Algorithmic Behaviors Across Regions: A Geolocation Audit of YouTube Search for COVID-19 Misinformation Between the United States and South Africa
Hayoung Jung, Prerna Juneja, Tanushree Mitra
TL;DR
This study conducts the first large-scale geolocation-based audit of YouTube search for COVID-19 misinformation across the US and SA, using sock-puppet bots across three geolocations per country and 48 queries over 10 days to collect 915K results. It develops a ground-truth labelled set of 3,075 videos and trains multiple classifiers, finding DeBERTa-v3-large performs best for English content with an accuracy of about 0.85; non-English videos are handled separately. The results reveal that YouTube search behaves differently by geolocation, with SA users encountering more misinformative top-tier results, and several topics (e.g., 5G, Bill Gates claims, and vaccine content) showing regional disparities, while some topics are mitigated by YouTube’s moderation in the US. The authors argue for regionally consistent algorithmic regulation and highlight the practical health risks of misinformative SERPs, especially in the Global South, while also discussing methodological challenges in Global South audits and suggesting directions for future work. Overall, the paper contributes a rigorous cross-region methodological framework, a rich labeled dataset, and empirical evidence of geographic inequities in misinformation exposure on YouTube, with implications for platform governance and public health policy.
Abstract
Despite being an integral tool for finding health-related information online, YouTube has faced criticism for disseminating COVID-19 misinformation globally to its users. Yet, prior audit studies have predominantly investigated YouTube within the Global North contexts, often overlooking the Global South.

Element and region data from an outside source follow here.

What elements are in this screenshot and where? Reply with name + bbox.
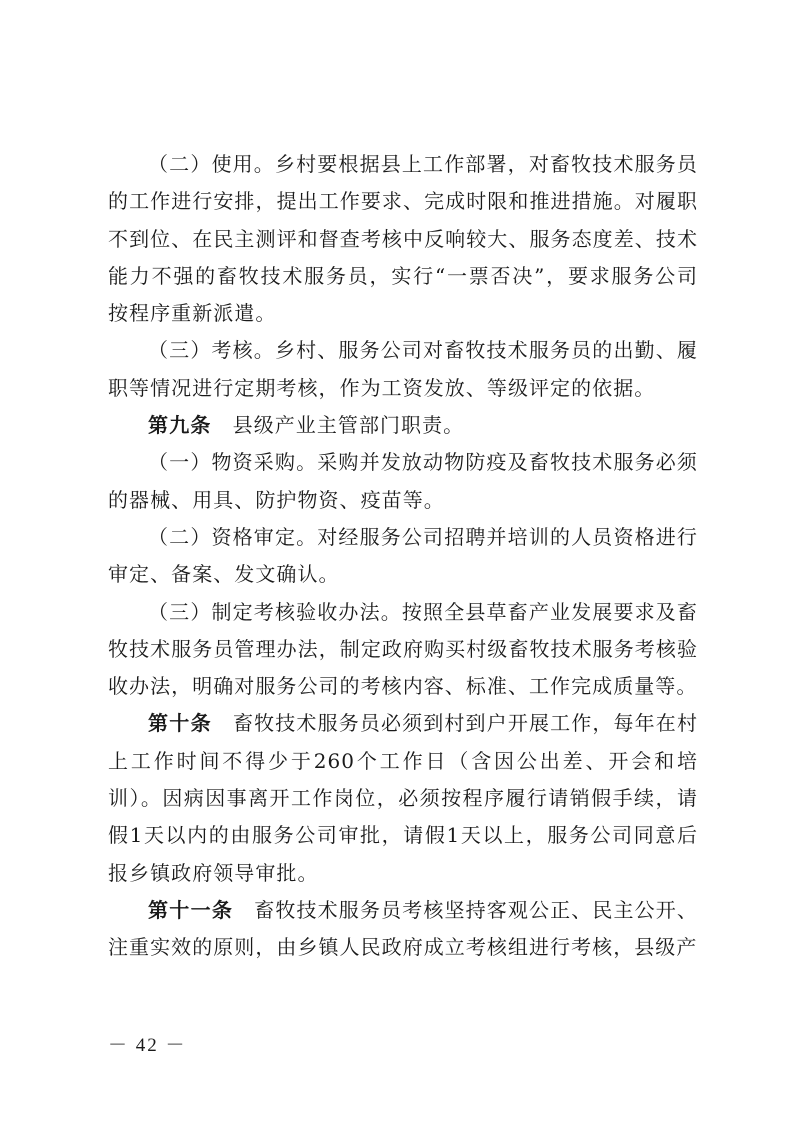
paragraph-text: （二）资格审定。对经服务公司招聘并培训的人员资格进行审定、备案、发文确认。 bbox=[108, 524, 698, 587]
paragraph-text: （二）使用。乡村要根据县上工作部署，对畜牧技术服务员的工作进行安排，提出工作要求、完成时限和推进措施。对履职不到位、在民主测评和督查考核中反响较大、服务态度差、技术能力不强的畜牧技术服务员，实行“一票否决”，要求服务公司按程序重新派遣。 bbox=[108, 152, 698, 326]
paragraph-procurement bbox=[108, 444, 698, 519]
paragraph-text: （一）物资采购。采购并发放动物防疫及畜牧技术服务必须的器械、用具、防护物资、疫苗等。 bbox=[108, 450, 698, 512]
paragraph-text: 畜牧技术服务员考核坚持客观公正、民主公开、注重实效的原则，由乡镇人民政府成立考核组进行考核，县级产 bbox=[108, 897, 698, 960]
paragraph-assessment bbox=[108, 332, 698, 407]
article-10-heading: 第十条 bbox=[148, 711, 212, 736]
paragraph-text: 县级产业主管部门职责。 bbox=[211, 413, 465, 438]
paragraph-acceptance-rules bbox=[108, 594, 698, 706]
paragraph-qualification bbox=[108, 519, 698, 594]
paragraph-text: （三）制定考核验收办法。按照全县草畜产业发展要求及畜牧技术服务员管理办法，制定政府购买村级畜牧技术服务考核验收办法，明确对服务公司的考核内容、标准、工作完成质量等。 bbox=[108, 599, 698, 699]
paragraph-use bbox=[108, 146, 698, 332]
article-10 bbox=[108, 705, 698, 891]
article-11-heading: 第十一条 bbox=[148, 897, 234, 922]
article-9-heading: 第九条 bbox=[148, 413, 212, 438]
paragraph-text: （三）考核。乡村、服务公司对畜牧技术服务员的出勤、履职等情况进行定期考核，作为工资发放、等级评定的依据。 bbox=[108, 338, 698, 400]
article-11 bbox=[108, 892, 698, 967]
body-text bbox=[108, 146, 698, 967]
paragraph-text: 畜牧技术服务员必须到村到户开展工作，每年在村上工作时间不得少于260个工作日（含因公出差、开会和培训）。因病因事离开工作岗位，必须按程序履行请销假手续，请假1天以内的由服务公司审批，请假1天以上，服务公司同意后报乡镇政府领导审批。 bbox=[108, 711, 698, 885]
article-9 bbox=[108, 407, 698, 444]
page-number: － 42 － bbox=[108, 1035, 187, 1056]
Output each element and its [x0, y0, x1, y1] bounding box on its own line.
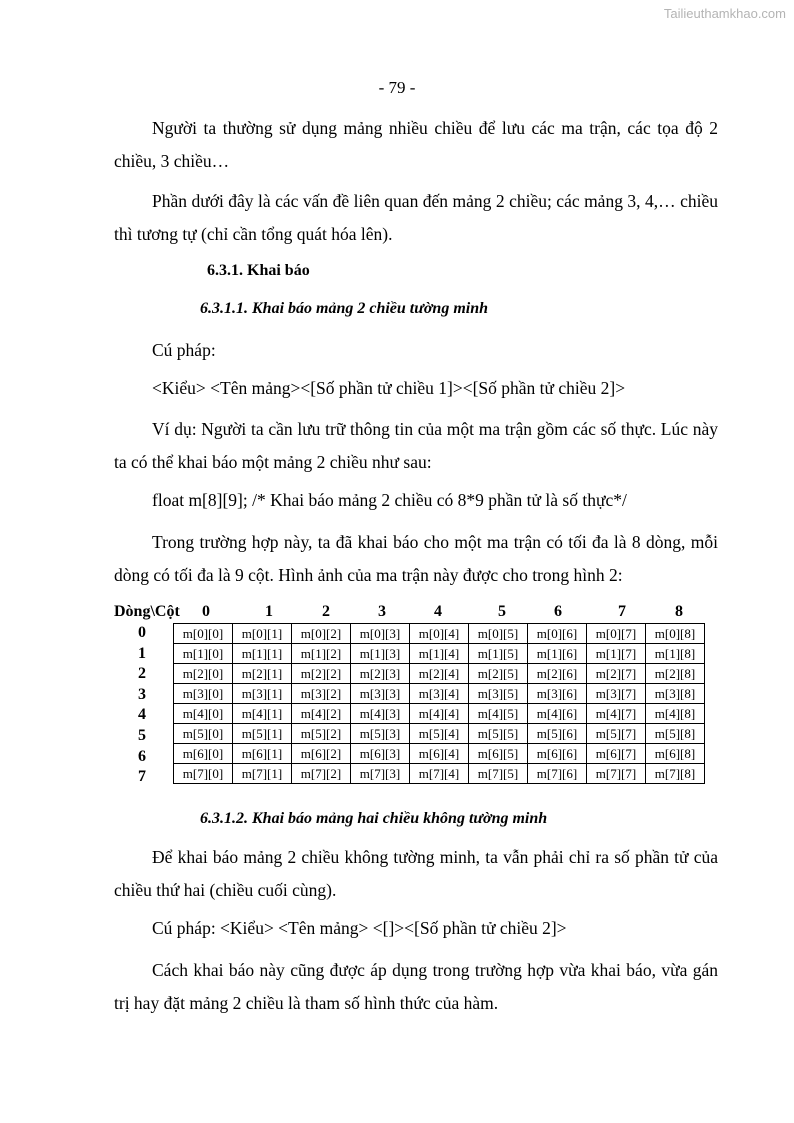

To address this gap, we conducted a comprehensive 10-day geolocation-based audit on YouTube to compare the prevalence of COVID-19 misinformation in search results between the United States (US) and South Africa (SA), the countries heavily affected by the pandemic in the Global North and the Global South, respectively. For each country, we selected 3 geolocations and placed sock-puppets, or bots emulating "real" users, that collected search results for 48 search queries sorted by 4 search filters for 10 days, yielding a dataset of 915K results. We found that 31.55% of the top-10 search results contained COVID-19 misinformation. Among the top-10 search results, bots in SA faced significantly more misinformative search results than their US counterparts. Overall, our study highlights the contrasting algorithmic behaviors of YouTube search between two countries, underscoring the need for the platform to regulate algorithmic behavior consistently across different regions of the Globe.